Postby Highlander Archery » Tue Jan 11, 2011 4:08 am

There are several reasons your accuracy suffers, but let's assume the peep is the major cause of this. Going to a smaller peep will help immensely because, although your eye has a natural sense of center, the smaller peep forces your eye to focus closer to center and forces a much more perfect and natural alignment with your eye. When a large peep is installed your ability to see through it is much easier, but not necessarily precisely centered; when a smaller peep is installed your cannot see through the peep unless it is inline with your eye's center(Keep in mind here I am talking about Micro and Small size compared to Hunter or larger size). The smaller you get with the peep the more precise alignment with the center of your eye.

There are some trade-offs going with a smaller peep though, such as less light getting to the eye, but this is usually offset by shooting with both eyes open, bright fiber optics, or finding a comfortable mix between light gathering and precision shooting. 1/8" peep usually serves this purpose well. Another trade-off is that very large pins can fill up most of the peep obscuring the target, again both eyes open can help with this too. I have shot .30 pins with a micro peep without problem, but I am used to it and my eyes are different than your eyes.

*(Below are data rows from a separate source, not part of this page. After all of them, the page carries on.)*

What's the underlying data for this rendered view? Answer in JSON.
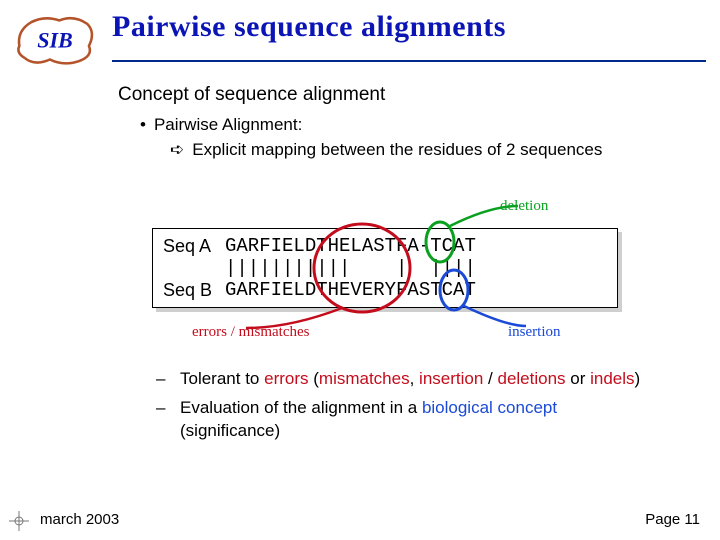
{
  "logo_text": "SIB",
  "title": "Pairwise sequence alignments",
  "section_heading": "Concept of sequence alignment",
  "bullet_main": "Pairwise Alignment:",
  "bullet_sub": "Explicit mapping between the residues of 2 sequences",
  "annotations": {
    "deletion": "deletion",
    "errors": "errors / mismatches",
    "insertion": "insertion"
  },
  "alignment": {
    "seqA_label": "Seq A",
    "seqA_seq": "GARFIELDTHELASTFA-TCAT",
    "match_row": "|||||||||||    |  ||||",
    "seqB_label": "Seq B",
    "seqB_seq": "GARFIELDTHEVERYFASTCAT"
  },
  "lower_points": {
    "p1_pre": "Tolerant to ",
    "p1_err": "errors",
    "p1_mid1": " (",
    "p1_mm": "mismatches",
    "p1_mid2": ", ",
    "p1_ins": "insertion",
    "p1_mid3": " / ",
    "p1_del": "deletions",
    "p1_mid4": " or ",
    "p1_indel": "indels",
    "p1_end": ")",
    "p2_pre": "Evaluation of the alignment in a ",
    "p2_bio": "biological concept",
    "p2_end": " (significance)"
  },
  "footer": {
    "date": "march 2003",
    "page": "Page 11"
  }
}
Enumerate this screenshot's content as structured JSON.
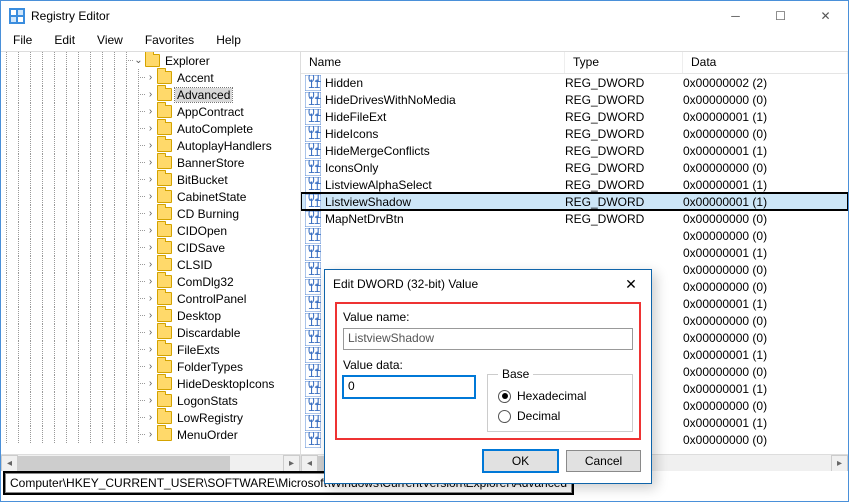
{
  "window": {
    "title": "Registry Editor",
    "menu": {
      "file": "File",
      "edit": "Edit",
      "view": "View",
      "favorites": "Favorites",
      "help": "Help"
    }
  },
  "tree": {
    "parent": "Explorer",
    "items": [
      "Accent",
      "Advanced",
      "AppContract",
      "AutoComplete",
      "AutoplayHandlers",
      "BannerStore",
      "BitBucket",
      "CabinetState",
      "CD Burning",
      "CIDOpen",
      "CIDSave",
      "CLSID",
      "ComDlg32",
      "ControlPanel",
      "Desktop",
      "Discardable",
      "FileExts",
      "FolderTypes",
      "HideDesktopIcons",
      "LogonStats",
      "LowRegistry",
      "MenuOrder"
    ],
    "selected": "Advanced"
  },
  "columns": {
    "name": "Name",
    "type": "Type",
    "data": "Data"
  },
  "values": [
    {
      "name": "Hidden",
      "type": "REG_DWORD",
      "data": "0x00000002 (2)"
    },
    {
      "name": "HideDrivesWithNoMedia",
      "type": "REG_DWORD",
      "data": "0x00000000 (0)"
    },
    {
      "name": "HideFileExt",
      "type": "REG_DWORD",
      "data": "0x00000001 (1)"
    },
    {
      "name": "HideIcons",
      "type": "REG_DWORD",
      "data": "0x00000000 (0)"
    },
    {
      "name": "HideMergeConflicts",
      "type": "REG_DWORD",
      "data": "0x00000001 (1)"
    },
    {
      "name": "IconsOnly",
      "type": "REG_DWORD",
      "data": "0x00000000 (0)"
    },
    {
      "name": "ListviewAlphaSelect",
      "type": "REG_DWORD",
      "data": "0x00000001 (1)"
    },
    {
      "name": "ListviewShadow",
      "type": "REG_DWORD",
      "data": "0x00000001 (1)"
    },
    {
      "name": "MapNetDrvBtn",
      "type": "REG_DWORD",
      "data": "0x00000000 (0)"
    },
    {
      "name": "",
      "type": "",
      "data": "0x00000000 (0)"
    },
    {
      "name": "",
      "type": "",
      "data": "0x00000001 (1)"
    },
    {
      "name": "",
      "type": "",
      "data": "0x00000000 (0)"
    },
    {
      "name": "",
      "type": "",
      "data": "0x00000000 (0)"
    },
    {
      "name": "",
      "type": "",
      "data": "0x00000001 (1)"
    },
    {
      "name": "",
      "type": "",
      "data": "0x00000000 (0)"
    },
    {
      "name": "",
      "type": "",
      "data": "0x00000000 (0)"
    },
    {
      "name": "",
      "type": "",
      "data": "0x00000001 (1)"
    },
    {
      "name": "",
      "type": "",
      "data": "0x00000000 (0)"
    },
    {
      "name": "",
      "type": "",
      "data": "0x00000001 (1)"
    },
    {
      "name": "",
      "type": "",
      "data": "0x00000000 (0)"
    },
    {
      "name": "",
      "type": "",
      "data": "0x00000001 (1)"
    },
    {
      "name": "",
      "type": "",
      "data": "0x00000000 (0)"
    }
  ],
  "selected_value_index": 7,
  "dialog": {
    "title": "Edit DWORD (32-bit) Value",
    "value_name_label": "Value name:",
    "value_name": "ListviewShadow",
    "value_data_label": "Value data:",
    "value_data": "0",
    "base_label": "Base",
    "hex": "Hexadecimal",
    "dec": "Decimal",
    "base_selected": "hex",
    "ok": "OK",
    "cancel": "Cancel"
  },
  "statusbar": {
    "path": "Computer\\HKEY_CURRENT_USER\\SOFTWARE\\Microsoft\\Windows\\CurrentVersion\\Explorer\\Advanced"
  }
}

Another thing you can do is swap out peeps. During the off season shoot with a small peep and mark the string at the peep location right before swapping out for the larger one. This will put the same point on the large peep in line with the point on the smaller peep(I recommend marking at the bottom). ONE THING YOU MUST BE AWARE OF IS THAT YOU MUST USE THE SAME BRAND PEEP(Once again I recommend Tru Peep) AS THEY WILL BE THE SAME SIZE DIAMETER WITH A DIFFERENT SIZED HOLE.